No matter what it took.
MANNY RETURNED, A
scowl on his face. “There’s a small snag,” he said, glaring at me. “Seems Littleton refuses to talk to us until he talks to you first.”
I jerked my head up. “Me? Why’s he want to talk to me?”
After what Ryder said about how Littleton acted during my testimony, I understood why Manny might want me to talk to him, but why would Littleton ask for me? What had changed in the short time since we’d faced off in the courtroom? Maybe something Gena had told him about me?
“Fuck what Littleton wants.” Ryder stood, the abrupt movement fluttering the photos across the tabletop. “Let him rot here, face a new trial and new charges.”
“A new trial isn’t going to help. I polled the jurors. They were leaning toward acquittal,” Manny said. “Without Tymara’s testimony, they just weren’t buying it.”

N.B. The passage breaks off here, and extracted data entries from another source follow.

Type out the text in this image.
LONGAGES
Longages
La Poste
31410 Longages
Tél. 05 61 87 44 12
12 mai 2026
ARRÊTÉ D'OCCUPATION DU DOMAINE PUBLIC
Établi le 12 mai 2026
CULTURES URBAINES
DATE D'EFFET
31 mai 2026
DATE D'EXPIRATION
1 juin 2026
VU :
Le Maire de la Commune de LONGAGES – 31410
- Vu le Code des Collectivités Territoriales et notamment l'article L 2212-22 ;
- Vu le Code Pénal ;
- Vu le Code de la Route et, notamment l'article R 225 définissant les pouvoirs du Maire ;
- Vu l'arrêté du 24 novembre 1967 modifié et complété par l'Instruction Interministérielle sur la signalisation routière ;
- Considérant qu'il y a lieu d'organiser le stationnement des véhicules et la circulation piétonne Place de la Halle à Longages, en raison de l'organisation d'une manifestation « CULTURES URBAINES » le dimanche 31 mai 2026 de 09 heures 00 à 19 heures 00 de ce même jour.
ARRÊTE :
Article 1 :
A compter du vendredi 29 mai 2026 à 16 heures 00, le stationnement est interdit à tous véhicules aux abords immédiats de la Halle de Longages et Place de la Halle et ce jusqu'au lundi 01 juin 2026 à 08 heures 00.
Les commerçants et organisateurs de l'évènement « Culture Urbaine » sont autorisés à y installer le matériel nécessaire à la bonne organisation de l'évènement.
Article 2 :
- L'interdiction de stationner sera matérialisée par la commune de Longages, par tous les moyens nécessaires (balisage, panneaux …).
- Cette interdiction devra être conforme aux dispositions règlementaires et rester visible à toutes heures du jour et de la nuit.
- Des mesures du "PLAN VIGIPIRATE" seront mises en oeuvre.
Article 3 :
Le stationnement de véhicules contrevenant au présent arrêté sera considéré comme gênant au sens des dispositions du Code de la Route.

“Without Littleton, we can’t get the others,” I said. “Besides, that’s why you brought me. I make him nervous. Maybe he’ll say something he’ll regret.”
Ryder slouched in the corner, shoulders hunched, staring at me from behind Manny’s back. He gave me a wary nod, not granting me permission, more like accepting that someone had to do the dirty work. I could tell he wished he’d be the one going in to meet Littleton.
“I’ll do it,” I told Manny.
We had to wait while the jailers fetched Littleton and brought him to the interview room. Manny spent the time coaching me. “Remember, privilege doesn’t apply, and we’ll be listening through the video monitor, so anything you can get him to say—”
“I know.” I gathered my photos, my fingers pausing over the last, a head shot, filled with Tymara’s dark, pleading eyes.
Ryder turned away from his position at the monitor, where he’d been watching the jailers secure Littleton, now in prison orange and shackles, to the table. There was no way Littleton would be able to touch me, physically at least. “Don’t let him play mind games with you.”
“I won’t.” The door opened, and a guard beckoned. Gena Kravitz pushed in as I left, planting herself in front of the observation monitor, hands on her hips, obviously not too pleased with her client or his unorthodox demands.
Taking a deep breath outside the door to the room where Littleton waited, I shoved my nervousness aside. This was what I’d wanted, a chance to nail the men who’d killed Tymara. I pulled the vision of her brutalized body front and center in my mind, using it to fuel my adrenaline. I was walking a knife’s edge—stay too calm and Littleton would grow bored, say nothing of value; reveal too much emotion and he’d slake his blood thirst with it rather than give us what we needed to find his partners.
I strode into the room and sat across the table from Littleton. Before he could speak, I snapped the photos of Tymara onto the table like a high-stakes poker player dealing aces.
“Thought you might want to take this opportunity to explain to me exactly how Tymara received these injuries and who inflicted them.” Good, my voice was steady and clear.